Texas Children’s also changed the way it activated census alerts. Previously, census alerts were based on color codes – green, orange and red – with “red” indicating no beds were available. These triggers were based on the percentage of bed capacity filled but did not necessarily take into account daily admissions and discharges.

“When we moved to a single census alert, we were either on capacity alert or not,” said Jackie Ward, vice president of Nursing at Texas Children’s. “If we reached a point where our capacity was being challenged, we would activate census alert in order to mitigate not having any beds available. This improved process helped us proactively manage patient flow across the acute care areas of the hospital rather than be reactive.”

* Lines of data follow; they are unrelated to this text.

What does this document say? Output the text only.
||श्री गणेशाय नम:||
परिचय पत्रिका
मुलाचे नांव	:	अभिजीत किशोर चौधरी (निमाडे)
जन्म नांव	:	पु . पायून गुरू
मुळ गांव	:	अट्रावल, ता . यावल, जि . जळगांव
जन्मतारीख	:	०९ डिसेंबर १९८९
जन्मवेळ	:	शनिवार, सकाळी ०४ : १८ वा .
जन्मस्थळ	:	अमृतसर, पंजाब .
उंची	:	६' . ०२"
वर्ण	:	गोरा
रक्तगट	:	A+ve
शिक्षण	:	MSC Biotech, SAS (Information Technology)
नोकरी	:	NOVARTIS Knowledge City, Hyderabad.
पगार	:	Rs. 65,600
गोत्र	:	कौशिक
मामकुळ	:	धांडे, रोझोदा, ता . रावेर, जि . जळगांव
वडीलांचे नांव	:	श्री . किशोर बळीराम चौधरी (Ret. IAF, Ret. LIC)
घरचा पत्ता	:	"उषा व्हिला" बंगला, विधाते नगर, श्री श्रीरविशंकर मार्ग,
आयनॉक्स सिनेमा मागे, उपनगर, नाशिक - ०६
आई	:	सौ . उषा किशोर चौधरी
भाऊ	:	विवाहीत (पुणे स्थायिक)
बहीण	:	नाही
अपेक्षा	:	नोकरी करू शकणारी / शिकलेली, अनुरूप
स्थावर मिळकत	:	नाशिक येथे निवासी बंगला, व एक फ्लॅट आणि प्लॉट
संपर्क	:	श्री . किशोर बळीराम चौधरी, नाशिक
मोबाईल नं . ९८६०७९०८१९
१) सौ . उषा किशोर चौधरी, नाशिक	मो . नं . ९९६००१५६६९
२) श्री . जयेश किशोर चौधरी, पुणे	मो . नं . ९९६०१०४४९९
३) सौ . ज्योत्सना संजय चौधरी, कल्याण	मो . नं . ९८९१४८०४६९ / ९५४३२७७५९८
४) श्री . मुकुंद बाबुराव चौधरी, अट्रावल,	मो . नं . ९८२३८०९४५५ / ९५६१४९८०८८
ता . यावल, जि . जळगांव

Mobilizing rotating teams of operational leaders and physicians focused on patient volume every day, a “real-time demand and capacity” process was also implemented to assess patient flow at three pivotal points during the day – 9 a.m., 1 p.m. and 9 p.m. These 15-minute meetings helped leaders and staff more accurately forecast bed capacity, manage demand and capacity mismatches and resolve patient discharge barriers. The new role of chief resident of flow was also created to assist with eliminating medical barriers to discharge.

“We looked at how many patients were being admitted and discharged, the total capacity of the system, and focused on discharging patients, effectively, efficiently and with accountability,” said Dr. Michelle Lyn, medical director of Patient Flow at Texas Children’s. “We wanted to maximize team communication and we served as their support system on the back end.”

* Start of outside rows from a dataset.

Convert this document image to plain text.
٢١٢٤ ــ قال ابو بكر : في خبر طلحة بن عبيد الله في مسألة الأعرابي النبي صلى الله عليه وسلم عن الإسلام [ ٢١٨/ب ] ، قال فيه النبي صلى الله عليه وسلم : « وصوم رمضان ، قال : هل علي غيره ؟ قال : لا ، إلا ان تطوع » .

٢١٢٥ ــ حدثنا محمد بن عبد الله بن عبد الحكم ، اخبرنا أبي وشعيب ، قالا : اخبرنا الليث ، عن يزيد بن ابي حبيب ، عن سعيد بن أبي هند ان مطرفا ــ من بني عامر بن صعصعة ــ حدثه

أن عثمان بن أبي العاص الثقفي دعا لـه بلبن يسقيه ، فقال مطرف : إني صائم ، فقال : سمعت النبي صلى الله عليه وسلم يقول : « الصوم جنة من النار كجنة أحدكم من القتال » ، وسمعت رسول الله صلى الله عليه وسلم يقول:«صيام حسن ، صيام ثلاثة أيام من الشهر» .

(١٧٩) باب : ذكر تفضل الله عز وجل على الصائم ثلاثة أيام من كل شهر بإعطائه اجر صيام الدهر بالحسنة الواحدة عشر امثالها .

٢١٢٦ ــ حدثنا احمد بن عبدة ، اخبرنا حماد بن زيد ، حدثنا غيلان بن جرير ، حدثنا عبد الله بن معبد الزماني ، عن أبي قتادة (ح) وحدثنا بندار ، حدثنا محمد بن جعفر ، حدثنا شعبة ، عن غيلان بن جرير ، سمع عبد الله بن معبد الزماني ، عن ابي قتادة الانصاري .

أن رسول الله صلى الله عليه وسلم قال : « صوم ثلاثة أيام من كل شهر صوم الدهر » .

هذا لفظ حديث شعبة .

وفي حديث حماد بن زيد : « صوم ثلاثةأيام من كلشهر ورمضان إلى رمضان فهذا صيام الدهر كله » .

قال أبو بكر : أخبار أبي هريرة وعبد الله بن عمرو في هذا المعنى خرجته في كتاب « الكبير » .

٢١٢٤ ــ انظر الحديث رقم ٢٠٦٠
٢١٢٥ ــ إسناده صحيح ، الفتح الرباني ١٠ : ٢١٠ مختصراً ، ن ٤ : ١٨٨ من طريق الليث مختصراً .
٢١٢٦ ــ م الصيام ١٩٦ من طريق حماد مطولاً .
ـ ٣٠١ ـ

Coupled with these new processes, Texas Children’s successfully increased acute care capacity with the opening of the 10-bed Acute Care Holding Unit at West Tower in late December and the newly renovated 16-bed acute inpatient care unit at 5 North Abercrombie which opened on February 26.

“This was a huge collaborative team effort,” Sanders said. “From our administration to our nurses, providers, ancillary services, respiratory, and our facilities and environmental service teams, we worked together to ensure we deliver on our promise to make Texas Children’s the best possible place to give and receive care.”

To meet the growing number of children seeking our care in the future, Texas Children’s capacity will expand even more with the addition of Texas Children’s Hospital The Woodlands – scheduled to open in 2017 – and our inpatient critical care Tower E at main campus which is currently under construction.